Wrong on both counts – our friendship is out of time, and I sit here with a short stack of pictures to share with our children when we talk about this wonderful friend who came to visit each of them after they were born, who came to baptisms and birthday celebrations, who kept special toys in her home for the times when children came to visit…so little of that is recorded because I wanted to honor her desire to stay off camera.
What is the fine line between respecting someone and recording their presence in your life? I still don’t know. Personally, it has made me grateful that I heard Jen McClellan of Plus Size Birth speak at a conference two years ago. Her message to “Capture Motherhood” really resonated with me, and since then, I have made an effort to be in more pictures with our family.

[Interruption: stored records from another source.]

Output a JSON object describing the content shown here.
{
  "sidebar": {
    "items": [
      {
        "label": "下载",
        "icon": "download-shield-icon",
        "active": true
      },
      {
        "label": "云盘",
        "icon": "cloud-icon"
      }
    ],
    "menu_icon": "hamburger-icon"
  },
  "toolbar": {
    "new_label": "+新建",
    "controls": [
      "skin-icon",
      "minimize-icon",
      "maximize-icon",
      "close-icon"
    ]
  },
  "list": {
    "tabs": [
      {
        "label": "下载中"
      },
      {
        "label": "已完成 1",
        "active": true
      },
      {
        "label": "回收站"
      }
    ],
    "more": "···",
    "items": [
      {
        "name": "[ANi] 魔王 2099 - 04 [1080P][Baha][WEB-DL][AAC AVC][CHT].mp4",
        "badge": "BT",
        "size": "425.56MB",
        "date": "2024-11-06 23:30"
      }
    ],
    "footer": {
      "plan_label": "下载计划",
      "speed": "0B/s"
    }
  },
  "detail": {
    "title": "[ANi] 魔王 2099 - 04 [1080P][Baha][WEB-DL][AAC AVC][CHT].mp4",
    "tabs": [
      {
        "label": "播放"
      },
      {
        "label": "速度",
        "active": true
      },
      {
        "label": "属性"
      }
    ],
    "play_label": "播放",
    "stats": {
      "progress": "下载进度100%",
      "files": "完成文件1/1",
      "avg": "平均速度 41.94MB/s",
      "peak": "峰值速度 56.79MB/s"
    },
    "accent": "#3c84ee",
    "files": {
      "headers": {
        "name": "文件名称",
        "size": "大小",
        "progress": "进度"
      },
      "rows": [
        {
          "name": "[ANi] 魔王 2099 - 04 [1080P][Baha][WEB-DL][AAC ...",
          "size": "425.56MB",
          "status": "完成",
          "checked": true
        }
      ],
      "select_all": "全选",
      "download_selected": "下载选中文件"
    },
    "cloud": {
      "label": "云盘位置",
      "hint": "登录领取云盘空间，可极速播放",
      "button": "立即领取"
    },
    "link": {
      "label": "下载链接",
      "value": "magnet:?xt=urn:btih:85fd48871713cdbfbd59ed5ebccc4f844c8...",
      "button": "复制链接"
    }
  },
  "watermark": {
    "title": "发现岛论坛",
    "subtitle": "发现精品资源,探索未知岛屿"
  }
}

So today, I am going to add one more voice to the growing body of posts on the blogosphere that say: take the pictures. Life is messy, and for too long we have been deceived that the only worthy pictures are the “perfect” ones that we would print on a holiday card. The truth is that out of the whole year, there are only 2-3 days that we really dress up for; that leaves 362 days of “real life” that we have the rest of the time. Catch some of it on camera…so those that want to remember you in pictures will have something to look at and share along with all the wonderful stories of living life with you.
Along with taking more pictures, I am also going to try to remember to tell people what I love and appreciate about them more often. This friend was part of my journey of becoming a mother – I don’t know if I could ever thank her enough for her help the first time I tried to breastfeed in public. Without her by my side, I would have been even more of a mess that first time. She calmed me down, found a way for me to latch Puma in privacy, and sat by my side as tears of pain and embarrassment rolled down my face. I know I thanked her that day. Looking back, I can see how pivotal that moment was for me, and I wish I had told her again how much that moment means to me today. It always felt silly to want to say something…now I wish I had.
If you have those special people in your life, give them an extra big squeeze today as you tell them why they are important to you. And get that picture with them, too. Capture life.